Kaléidoscope en noir et blanc

Chapitre 2 : Jimmy

897 mots, Catégorie: G

Dernière mise à jour 10/11/2016 04:15

Pour sûr, ce n’est pas Mary Pickford…

En effet, la nouvelle servante embauchée par Mrs Hughes n’avait rien des beautés à la mode. Et d’ailleurs, sans être franchement vieille, elle n’était pas non plus une jouvencelle pour autant. Elle n’avait rien d’une petite jeune fille comme Ivy, ni rien de ce à quoi Jimmy s’attendait lorsqu’il avait entendu dire que Mrs Hughes examinait des candidatures pour remplacer l’éphémère Edna.

Ceci dit, pour avoir vécu la guerre de l’intérieur, il fallait forcément avoir quelques années de plus qu’Ivy.

À y bien penser, c’était assez bizarre. Que les hommes aillent faire la guerre, soit. Mais que des femmes y partent aussi, cela dépassait l’entendement de James Kent.

Et qu’elles en reviennent défigurées lui semblait une aberration.

Bon, à proprement parler, cette Mrs Dillon n’était pas vraiment défigurée ; le prétendre serait excessif. Mais il était indéniable que les cicatrices ornant le côté de son visage se voyaient suffisamment pour ne pas passer inaperçues. Voilà donc ce qu’on récoltait à vouloir aider les blessés ? Au fond de lui Jimmy trouvait tout de même cela injuste, même si avant cela le visage n’avait sûrement déjà rien eu de renversant.

Lorsqu’il avait entendu parler du recrutement d’une nouvelle servante, il avait imaginé du sang neuf, de l’entrain, un joli petit minois, ou au moins une jeune fille pétillante avide de nouveautés et d’amusements, de fête foraine, de thés dansants et de sorties au cinéma.

Au lieu de cela ils avaient récolté une veuve de guerre trentenaire qui n’en finissait pas de traîner son deuil et sa face de carême comme on traîne derrière soit les lambeaux d’un vêtement déchiqueté qu’on ne se résout pas à ôter.

Un peu comme Lady Mary récemment, mais pour celle-ci c’était encore tout frais, quelques mois à peine, alors que feu Mr Dillon devait avoir passé l’arme à gauche depuis quoi… au moins quatre ou cinq ans !

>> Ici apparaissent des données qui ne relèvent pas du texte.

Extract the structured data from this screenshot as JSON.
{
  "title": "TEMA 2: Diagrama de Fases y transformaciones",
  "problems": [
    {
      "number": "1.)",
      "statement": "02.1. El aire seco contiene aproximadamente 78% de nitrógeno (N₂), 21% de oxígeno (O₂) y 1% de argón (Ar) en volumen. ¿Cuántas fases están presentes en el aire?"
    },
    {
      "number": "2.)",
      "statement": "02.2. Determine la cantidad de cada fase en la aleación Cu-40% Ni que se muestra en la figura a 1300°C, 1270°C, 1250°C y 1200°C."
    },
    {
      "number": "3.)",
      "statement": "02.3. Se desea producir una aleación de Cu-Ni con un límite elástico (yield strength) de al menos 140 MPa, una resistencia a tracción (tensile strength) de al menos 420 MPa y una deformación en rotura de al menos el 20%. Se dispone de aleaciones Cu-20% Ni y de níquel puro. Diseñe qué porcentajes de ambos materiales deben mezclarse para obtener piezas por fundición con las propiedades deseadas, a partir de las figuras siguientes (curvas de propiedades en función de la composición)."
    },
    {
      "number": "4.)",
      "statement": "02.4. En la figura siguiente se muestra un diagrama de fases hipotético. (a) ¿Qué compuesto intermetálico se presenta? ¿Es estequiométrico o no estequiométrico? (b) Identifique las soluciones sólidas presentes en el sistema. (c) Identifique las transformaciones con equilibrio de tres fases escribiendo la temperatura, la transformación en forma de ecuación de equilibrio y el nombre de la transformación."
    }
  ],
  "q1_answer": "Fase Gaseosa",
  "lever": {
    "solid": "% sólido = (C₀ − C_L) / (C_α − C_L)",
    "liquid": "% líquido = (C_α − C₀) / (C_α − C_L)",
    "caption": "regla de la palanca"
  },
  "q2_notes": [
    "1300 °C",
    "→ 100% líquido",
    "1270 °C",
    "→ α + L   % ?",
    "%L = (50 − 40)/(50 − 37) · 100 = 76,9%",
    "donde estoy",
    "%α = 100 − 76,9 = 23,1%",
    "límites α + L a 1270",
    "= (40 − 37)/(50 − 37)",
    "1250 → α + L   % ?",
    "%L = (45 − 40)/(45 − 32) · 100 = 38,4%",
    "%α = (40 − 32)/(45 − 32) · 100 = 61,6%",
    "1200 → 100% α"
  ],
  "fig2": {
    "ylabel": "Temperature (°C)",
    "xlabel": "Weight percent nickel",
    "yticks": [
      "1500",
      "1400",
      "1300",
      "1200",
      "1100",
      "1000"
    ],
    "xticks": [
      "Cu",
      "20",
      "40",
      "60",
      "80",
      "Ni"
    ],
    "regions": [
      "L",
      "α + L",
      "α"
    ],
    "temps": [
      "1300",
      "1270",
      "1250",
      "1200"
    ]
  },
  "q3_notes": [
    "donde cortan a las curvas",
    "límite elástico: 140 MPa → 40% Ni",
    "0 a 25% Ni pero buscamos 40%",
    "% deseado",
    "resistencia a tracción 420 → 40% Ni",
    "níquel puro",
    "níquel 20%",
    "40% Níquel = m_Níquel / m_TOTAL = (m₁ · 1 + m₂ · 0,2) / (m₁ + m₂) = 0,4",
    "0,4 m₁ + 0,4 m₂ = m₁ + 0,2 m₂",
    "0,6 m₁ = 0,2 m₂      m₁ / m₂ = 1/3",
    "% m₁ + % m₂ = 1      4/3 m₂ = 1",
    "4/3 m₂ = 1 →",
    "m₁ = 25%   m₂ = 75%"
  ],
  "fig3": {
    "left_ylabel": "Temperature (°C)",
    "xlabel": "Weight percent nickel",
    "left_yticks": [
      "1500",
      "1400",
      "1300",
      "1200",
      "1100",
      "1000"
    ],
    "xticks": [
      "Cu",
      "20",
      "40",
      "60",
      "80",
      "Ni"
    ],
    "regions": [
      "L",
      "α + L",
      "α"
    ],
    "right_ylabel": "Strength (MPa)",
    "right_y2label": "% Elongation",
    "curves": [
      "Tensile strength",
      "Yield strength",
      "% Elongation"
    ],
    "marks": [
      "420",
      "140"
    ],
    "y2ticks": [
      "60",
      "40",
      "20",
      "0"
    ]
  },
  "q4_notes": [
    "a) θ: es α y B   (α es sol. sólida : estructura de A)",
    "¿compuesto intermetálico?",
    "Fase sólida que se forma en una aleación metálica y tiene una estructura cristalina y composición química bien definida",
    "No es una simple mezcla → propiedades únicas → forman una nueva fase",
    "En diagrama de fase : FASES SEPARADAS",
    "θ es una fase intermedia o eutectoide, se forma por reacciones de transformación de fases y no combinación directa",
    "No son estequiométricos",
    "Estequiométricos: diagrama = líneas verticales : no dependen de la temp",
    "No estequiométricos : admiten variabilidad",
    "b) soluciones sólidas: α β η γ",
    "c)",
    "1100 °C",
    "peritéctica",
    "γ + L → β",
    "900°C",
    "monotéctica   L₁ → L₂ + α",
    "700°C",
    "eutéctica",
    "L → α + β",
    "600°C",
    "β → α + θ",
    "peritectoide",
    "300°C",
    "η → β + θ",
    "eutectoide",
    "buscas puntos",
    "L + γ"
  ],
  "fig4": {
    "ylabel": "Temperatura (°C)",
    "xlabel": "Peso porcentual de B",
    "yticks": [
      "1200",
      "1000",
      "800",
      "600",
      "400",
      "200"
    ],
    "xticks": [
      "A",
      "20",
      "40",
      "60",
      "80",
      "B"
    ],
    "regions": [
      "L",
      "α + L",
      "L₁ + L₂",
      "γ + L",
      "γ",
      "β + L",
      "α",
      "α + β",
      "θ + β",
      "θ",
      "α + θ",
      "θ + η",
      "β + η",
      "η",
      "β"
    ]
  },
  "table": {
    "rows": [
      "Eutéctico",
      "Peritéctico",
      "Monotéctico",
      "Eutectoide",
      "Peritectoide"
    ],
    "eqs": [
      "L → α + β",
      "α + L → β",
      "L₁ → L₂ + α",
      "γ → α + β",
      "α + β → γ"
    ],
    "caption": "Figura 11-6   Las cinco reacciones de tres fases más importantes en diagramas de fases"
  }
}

Et qu’est-ce qu’elle lit, encore ? Ne lui arrive-t-il donc jamais de discuter à la place, pour de vrai, de tout ou de rien ?

Un mot par-ci par-là, une ou deux phrases à table ou pendant le service, voilà à peu près tout des échanges qu’il avait eus avec elle depuis son arrivée.

Enfin non. Il était injuste. Elle avait un peu parlé ; disons que lorsqu’on l’avait interrogé sur la guerre ou sur ses expériences passées elle avait répondu. Mais le peu qu’elle avait dit sur la guerre avait plutôt jeté un froid (Eh bien ? Vous me posez la question, je vous réponds ! leur avait-elle simplement rétorqué lorsqu’elle réalisa l’effet qu’avaient eu ses mots sur la tablée), et le peu d’entrain qu’elle avait à entrer dans les détails de sa vie personnelle passée réfrénait les velléités de conversation de qui que ce soit. Tout juste avait-elle parlé de son parcours et de ses places précédentes auprès de différents employeurs.

Je me demande à quoi elle ressemble quand elle rit ? Si toutefois il lui arrive de rire… Est-ce qu’elle parait plus jeune, alors ? Et qu’est-ce qui pourrait la dérider ?

C’était un challenge. Et dernièrement, Jimmy se lassait un peu de jouer avec les nerfs d’Alfred en flirtant avec Ivy. Il lui fallait trouver un autre défi. Et celui-ci lui paraissait particulièrement indiqué, car apparemment difficile. Un peu comme l’idée de faire rire monsieur Carson lui-même, sans toutefois risquer sa place pour autant. Mais ça le distrairait. Et qui sait ? en plus de lui être compté comme une bonne action, peut-être cela lui rapporterait-il une nouvelle amie ?

Il jeta un regard en direction de la servante ; celle-ci était plongée dans sa lecture, tête penchée, sourcils froncés.

Mouais. Faire rire les portraits des ancêtres Grantham accrochés un peu partout dans le château serait finalement peut-être moins difficile.